BY PISISTRATUS CAXTON.
BOOK IX. CONTINUED—CHAPTER IX.
With a slow step and an abstracted air, Harley L'Estrange bent his way towards Egerton's house, after his eventful interview with Helen. He had just entered one of the streets leading into Grosvenor Square, when a young man, walking quickly from the opposite direction, came full against him, and drawing back with a brief apology, recognized him, and exclaimed, "What! you in England, Lord L'Estrange! Accept my congratulations on your return. But you seem scarcely to remember me."
"I beg your pardon, Mr. Leslie. I remember you now, by your smile; but you are of an age in which it is permitted me to say that you look older than when I saw you last."
"And yet, Lord L'Estrange, it seems to me that you look younger."
Indeed this reply was so far true that there appeared less difference of years than before between Leslie and L'Estrange; for the wrinkles in the schemer's mind were visible in his visage, while Harley's dreamy worship of Truth and Beauty seemed to have preserved to the votary the enduring youth of the divinities.
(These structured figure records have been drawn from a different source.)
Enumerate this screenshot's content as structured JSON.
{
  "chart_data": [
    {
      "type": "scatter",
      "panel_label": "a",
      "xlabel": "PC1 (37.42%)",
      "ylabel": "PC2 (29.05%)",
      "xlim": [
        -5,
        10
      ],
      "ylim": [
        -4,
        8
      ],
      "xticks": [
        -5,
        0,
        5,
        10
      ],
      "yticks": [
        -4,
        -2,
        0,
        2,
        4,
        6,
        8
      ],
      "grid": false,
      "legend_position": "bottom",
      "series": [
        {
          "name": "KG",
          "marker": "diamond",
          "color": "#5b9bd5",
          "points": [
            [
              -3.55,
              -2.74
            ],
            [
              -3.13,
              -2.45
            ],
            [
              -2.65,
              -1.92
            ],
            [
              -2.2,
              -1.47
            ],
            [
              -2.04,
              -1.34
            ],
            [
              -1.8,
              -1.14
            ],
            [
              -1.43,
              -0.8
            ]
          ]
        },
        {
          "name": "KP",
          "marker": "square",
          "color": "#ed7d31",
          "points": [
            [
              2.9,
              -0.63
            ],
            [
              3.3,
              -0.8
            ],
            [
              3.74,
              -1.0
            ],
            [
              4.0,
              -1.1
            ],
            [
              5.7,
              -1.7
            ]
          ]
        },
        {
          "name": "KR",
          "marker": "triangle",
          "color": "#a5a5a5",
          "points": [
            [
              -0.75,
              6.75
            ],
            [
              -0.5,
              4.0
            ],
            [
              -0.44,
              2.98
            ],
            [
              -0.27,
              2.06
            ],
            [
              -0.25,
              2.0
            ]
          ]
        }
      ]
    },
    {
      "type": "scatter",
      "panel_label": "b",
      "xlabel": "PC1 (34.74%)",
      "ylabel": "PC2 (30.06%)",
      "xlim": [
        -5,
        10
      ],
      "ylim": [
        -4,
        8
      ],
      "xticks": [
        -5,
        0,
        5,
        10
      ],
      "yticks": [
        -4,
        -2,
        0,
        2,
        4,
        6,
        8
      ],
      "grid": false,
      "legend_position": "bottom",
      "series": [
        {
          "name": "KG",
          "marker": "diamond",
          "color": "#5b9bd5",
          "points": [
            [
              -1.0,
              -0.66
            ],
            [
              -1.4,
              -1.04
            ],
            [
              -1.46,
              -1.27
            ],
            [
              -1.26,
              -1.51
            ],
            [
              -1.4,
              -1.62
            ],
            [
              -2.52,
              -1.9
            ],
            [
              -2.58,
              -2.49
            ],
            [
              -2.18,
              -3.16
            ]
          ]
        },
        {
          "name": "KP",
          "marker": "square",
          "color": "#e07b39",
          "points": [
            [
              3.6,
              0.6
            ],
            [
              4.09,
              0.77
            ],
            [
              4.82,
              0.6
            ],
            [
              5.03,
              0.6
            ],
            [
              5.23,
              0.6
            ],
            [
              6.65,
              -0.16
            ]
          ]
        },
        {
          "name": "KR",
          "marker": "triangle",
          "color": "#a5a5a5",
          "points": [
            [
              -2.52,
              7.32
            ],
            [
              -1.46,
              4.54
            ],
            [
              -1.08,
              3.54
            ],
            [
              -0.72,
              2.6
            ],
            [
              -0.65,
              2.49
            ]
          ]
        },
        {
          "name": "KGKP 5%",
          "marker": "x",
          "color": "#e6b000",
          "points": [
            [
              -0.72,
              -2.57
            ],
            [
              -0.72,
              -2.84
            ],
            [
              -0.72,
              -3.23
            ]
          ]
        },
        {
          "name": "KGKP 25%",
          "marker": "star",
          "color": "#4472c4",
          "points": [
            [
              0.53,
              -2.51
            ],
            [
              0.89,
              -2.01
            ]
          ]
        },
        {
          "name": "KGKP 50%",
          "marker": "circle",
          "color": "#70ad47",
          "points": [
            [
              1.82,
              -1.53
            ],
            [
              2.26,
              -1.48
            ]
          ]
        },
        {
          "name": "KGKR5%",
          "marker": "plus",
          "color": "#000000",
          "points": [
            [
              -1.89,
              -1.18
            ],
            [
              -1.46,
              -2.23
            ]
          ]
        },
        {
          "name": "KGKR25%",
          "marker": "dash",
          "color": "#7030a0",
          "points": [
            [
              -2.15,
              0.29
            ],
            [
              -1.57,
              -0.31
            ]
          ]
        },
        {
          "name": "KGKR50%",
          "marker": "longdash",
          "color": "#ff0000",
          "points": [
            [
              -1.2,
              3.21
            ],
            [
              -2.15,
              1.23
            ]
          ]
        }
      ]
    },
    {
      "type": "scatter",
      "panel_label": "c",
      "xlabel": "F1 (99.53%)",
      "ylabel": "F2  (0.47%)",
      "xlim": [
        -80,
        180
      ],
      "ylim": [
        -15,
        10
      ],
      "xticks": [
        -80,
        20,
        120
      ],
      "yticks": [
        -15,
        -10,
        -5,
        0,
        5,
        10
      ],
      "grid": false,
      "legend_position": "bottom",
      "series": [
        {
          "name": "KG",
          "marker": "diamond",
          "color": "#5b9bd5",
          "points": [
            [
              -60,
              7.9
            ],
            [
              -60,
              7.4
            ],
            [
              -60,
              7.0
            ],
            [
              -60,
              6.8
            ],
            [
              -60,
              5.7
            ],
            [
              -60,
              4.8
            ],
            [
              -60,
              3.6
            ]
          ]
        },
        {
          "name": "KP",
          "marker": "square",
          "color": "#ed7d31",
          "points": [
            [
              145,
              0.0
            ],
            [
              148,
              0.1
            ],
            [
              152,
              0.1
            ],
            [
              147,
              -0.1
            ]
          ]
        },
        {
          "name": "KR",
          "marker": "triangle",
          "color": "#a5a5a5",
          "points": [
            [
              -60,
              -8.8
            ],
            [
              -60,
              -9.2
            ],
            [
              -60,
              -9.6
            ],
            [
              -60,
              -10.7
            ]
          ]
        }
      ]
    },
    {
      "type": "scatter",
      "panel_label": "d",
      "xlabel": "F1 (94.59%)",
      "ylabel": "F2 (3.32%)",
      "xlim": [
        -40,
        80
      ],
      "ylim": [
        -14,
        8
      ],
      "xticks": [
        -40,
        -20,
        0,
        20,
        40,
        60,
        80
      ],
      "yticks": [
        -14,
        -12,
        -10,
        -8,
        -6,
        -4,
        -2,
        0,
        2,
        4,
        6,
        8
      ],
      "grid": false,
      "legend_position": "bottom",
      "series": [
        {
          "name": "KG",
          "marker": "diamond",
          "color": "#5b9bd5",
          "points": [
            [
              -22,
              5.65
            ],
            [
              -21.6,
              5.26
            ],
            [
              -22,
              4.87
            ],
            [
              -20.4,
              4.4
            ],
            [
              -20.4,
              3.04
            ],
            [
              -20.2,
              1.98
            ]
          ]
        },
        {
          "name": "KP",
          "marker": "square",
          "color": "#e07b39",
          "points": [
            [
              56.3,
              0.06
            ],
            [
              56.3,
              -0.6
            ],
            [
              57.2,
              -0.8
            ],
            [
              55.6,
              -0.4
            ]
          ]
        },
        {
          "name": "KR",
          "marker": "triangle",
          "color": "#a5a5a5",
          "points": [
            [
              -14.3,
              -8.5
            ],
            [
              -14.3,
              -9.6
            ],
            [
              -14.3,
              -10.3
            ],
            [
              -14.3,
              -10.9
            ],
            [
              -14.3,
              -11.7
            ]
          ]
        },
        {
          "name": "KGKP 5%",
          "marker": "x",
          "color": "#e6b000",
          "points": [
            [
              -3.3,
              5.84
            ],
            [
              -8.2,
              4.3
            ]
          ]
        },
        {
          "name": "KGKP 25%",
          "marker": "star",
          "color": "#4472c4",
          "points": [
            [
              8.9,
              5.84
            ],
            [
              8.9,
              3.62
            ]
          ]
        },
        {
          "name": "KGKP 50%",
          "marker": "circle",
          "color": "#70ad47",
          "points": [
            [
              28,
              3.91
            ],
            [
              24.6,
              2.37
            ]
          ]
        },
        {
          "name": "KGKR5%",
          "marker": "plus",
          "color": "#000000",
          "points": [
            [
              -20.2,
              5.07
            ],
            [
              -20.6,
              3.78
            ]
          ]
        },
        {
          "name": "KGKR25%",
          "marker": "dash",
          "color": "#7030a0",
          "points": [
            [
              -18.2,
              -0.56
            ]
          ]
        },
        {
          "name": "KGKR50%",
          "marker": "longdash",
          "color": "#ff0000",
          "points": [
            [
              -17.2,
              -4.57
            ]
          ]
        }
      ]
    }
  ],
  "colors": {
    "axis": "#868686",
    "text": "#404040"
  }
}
Harley received the compliment with a supreme indifference, which might have been suitable to a Stoic, but which seemed scarcely natural to a gentleman who had just proposed to a lady many years younger than himself.
Leslie renewed—"Perhaps you are on your way to Mr. Egerton's. If so, you will not find him at home; he is at his office."
"Thank you. Then to his office I must re-direct my steps."
"I am going to him myself," said Randal hesitatingly.